A growing number of professions are evolving in response to climate change challenges and opportunities. From clean energy procurement to supply chain efficiencies, investor/stakeholder relations to legal/liability considerations, facilities and operations management to product design, an explosion in skill sets is taking place. So how do we embed these skills and principles into all areas of an organisation? Some crucial steps toward modernising the workforce are illustrated below:

For executives/senior officials: Workshops to bring these insights to senior executives and officials across all sectors will be critical to secure senior level support and resources allocated to overhauling the workforce.

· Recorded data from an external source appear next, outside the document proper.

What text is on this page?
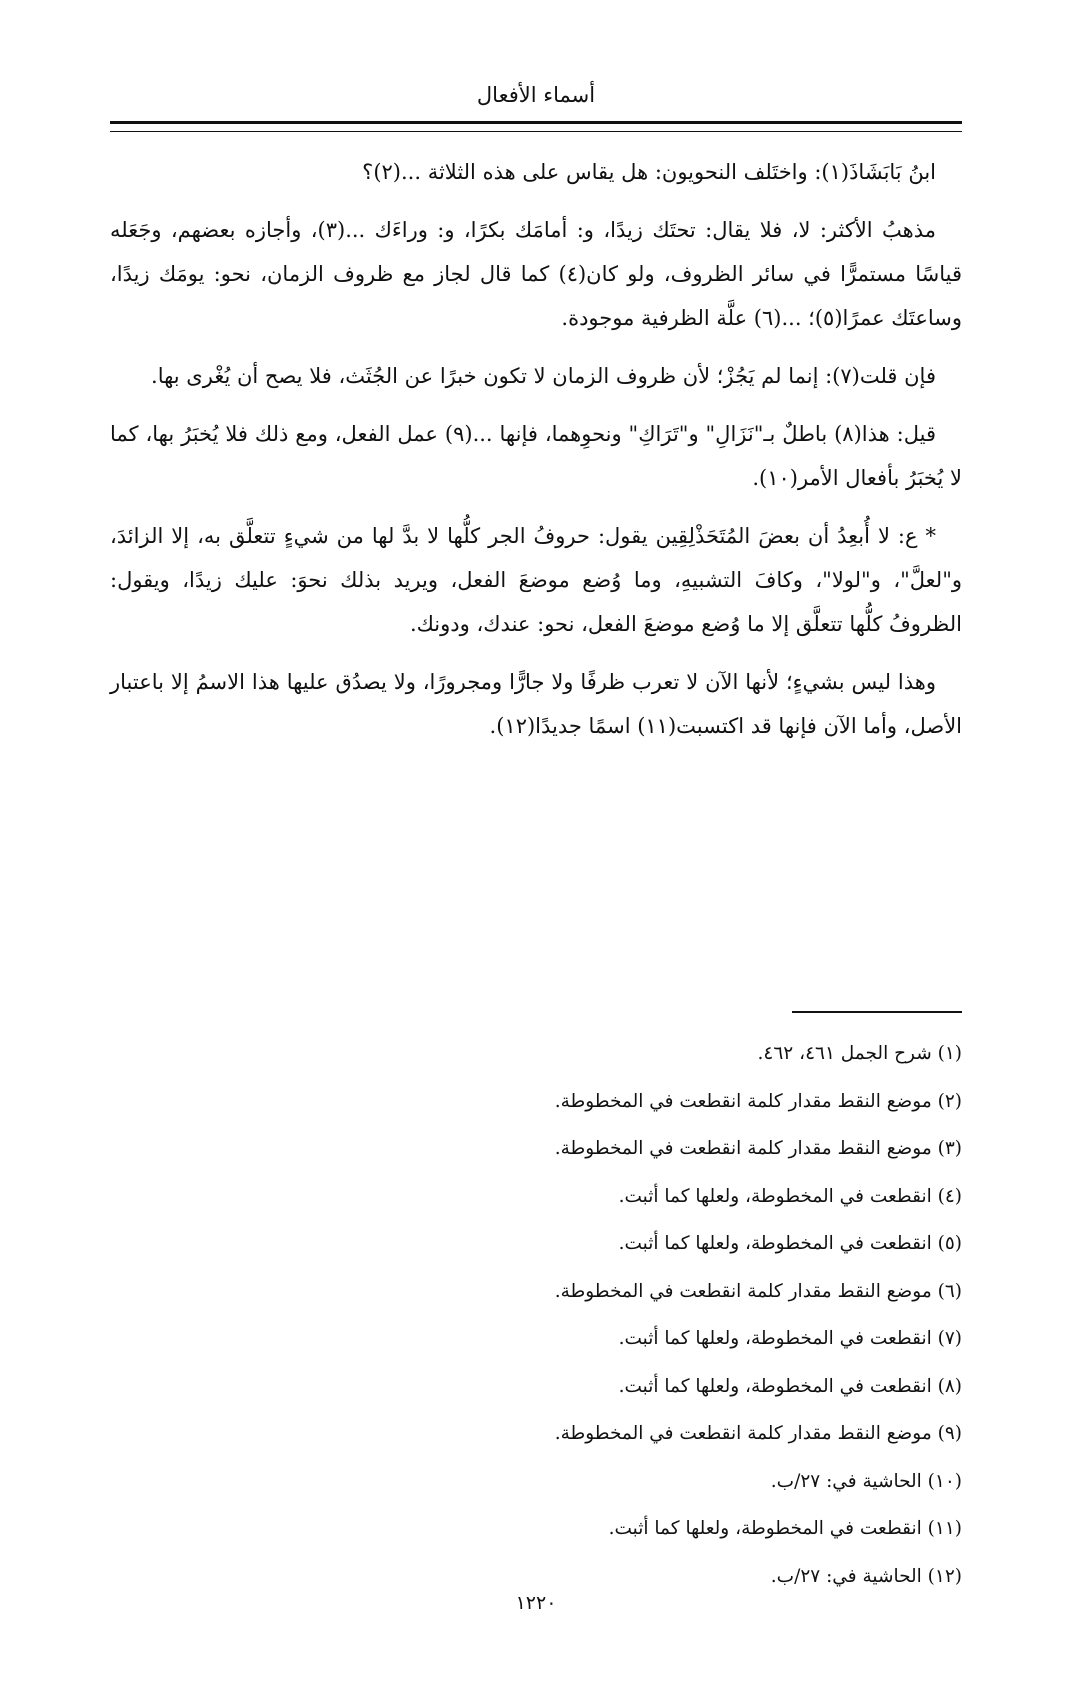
أسماء الأفعال

ابنُ بَابَشَاذَ(١): واختَلف النحويون: هل يقاس على هذه الثلاثة ...(٢)؟

مذهبُ الأكثر: لا، فلا يقال: تحتَك زيدًا، و: أمامَك بكرًا، و: وراءَك ...(٣)، وأجازه بعضهم، وجَعَله قياسًا مستمرًّا في سائر الظروف، ولو كان(٤) كما قال لجاز مع ظروف الزمان، نحو: يومَك زيدًا، وساعتَك عمرًا(٥)؛ ...(٦) علَّة الظرفية موجودة.

فإن قلت(٧): إنما لم يَجُزْ؛ لأن ظروف الزمان لا تكون خبرًا عن الجُثَث، فلا يصح أن يُغْرى بها.

قيل: هذا(٨) باطلٌ بـ"نَزَالِ" و"تَرَاكِ" ونحوِهما، فإنها ...(٩) عمل الفعل، ومع ذلك فلا يُخبَرُ بها، كما لا يُخبَرُ بأفعال الأمر(١٠).

* ع: لا أُبعِدُ أن بعضَ المُتَحَذْلِقِين يقول: حروفُ الجر كلُّها لا بدَّ لها من شيءٍ تتعلَّق به، إلا الزائدَ، و"لعلَّ"، و"لولا"، وكافَ التشبيهِ، وما وُضع موضعَ الفعل، ويريد بذلك نحوَ: عليك زيدًا، ويقول: الظروفُ كلُّها تتعلَّق إلا ما وُضع موضعَ الفعل، نحو: عندك، ودونك.

وهذا ليس بشيءٍ؛ لأنها الآن لا تعرب ظرفًا ولا جارًّا ومجرورًا، ولا يصدُق عليها هذا الاسمُ إلا باعتبار الأصل، وأما الآن فإنها قد اكتسبت(١١) اسمًا جديدًا(١٢).

(١) شرح الجمل ٤٦١، ٤٦٢.
(٢) موضع النقط مقدار كلمة انقطعت في المخطوطة.
(٣) موضع النقط مقدار كلمة انقطعت في المخطوطة.
(٤) انقطعت في المخطوطة، ولعلها كما أثبت.
(٥) انقطعت في المخطوطة، ولعلها كما أثبت.
(٦) موضع النقط مقدار كلمة انقطعت في المخطوطة.
(٧) انقطعت في المخطوطة، ولعلها كما أثبت.
(٨) انقطعت في المخطوطة، ولعلها كما أثبت.
(٩) موضع النقط مقدار كلمة انقطعت في المخطوطة.
(١٠) الحاشية في: ٢٧/ب.
(١١) انقطعت في المخطوطة، ولعلها كما أثبت.
(١٢) الحاشية في: ٢٧/ب.
١٢٢٠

For human resources administrators: HR professionals are often left out of discussions related to climate change but play significant roles in effecting change in the workforce. Training priorities in HR will include how to incorporate climate change responsibilities into job descriptions, identify candidates better positioned to meet these challenges, and how to develop internal communications campaigns about sustainability.

For academic institutions: These institutions will need to develop new curriculum across all of their programmes, including, at the very least, business schools, engineering and environmental programmes, public affairs, law schools, medical schools, research institutions and IT programmes.
 

Next steps

How do we convince society that the same actions that led to great comforts and new pursuits now threaten the very fabric of humanity and ecosystems on Earth? Ultimately, this means that the challenge in responding to climate change is one that must be met by the force of extraordinary human capital. So, how do we rewrite the human resources handbook?

A roadmap to educating an entire workforce and government, and functionally changing culture, is necessary to transform our operating practices. If our practices of the past century are point A, then charting a course for point B, a society whose operating and business practices are fully sustainable is our mission.

Getting from A to B requires researching and developing new technologies, innovating new business processes, overhauling waste streams, and accounting for lifecycles of operations and products. These actions, amongst others, reflect a new way of doing business. From a human resources perspective, one might consider this job greening, and the modernisation of the world’s workforce.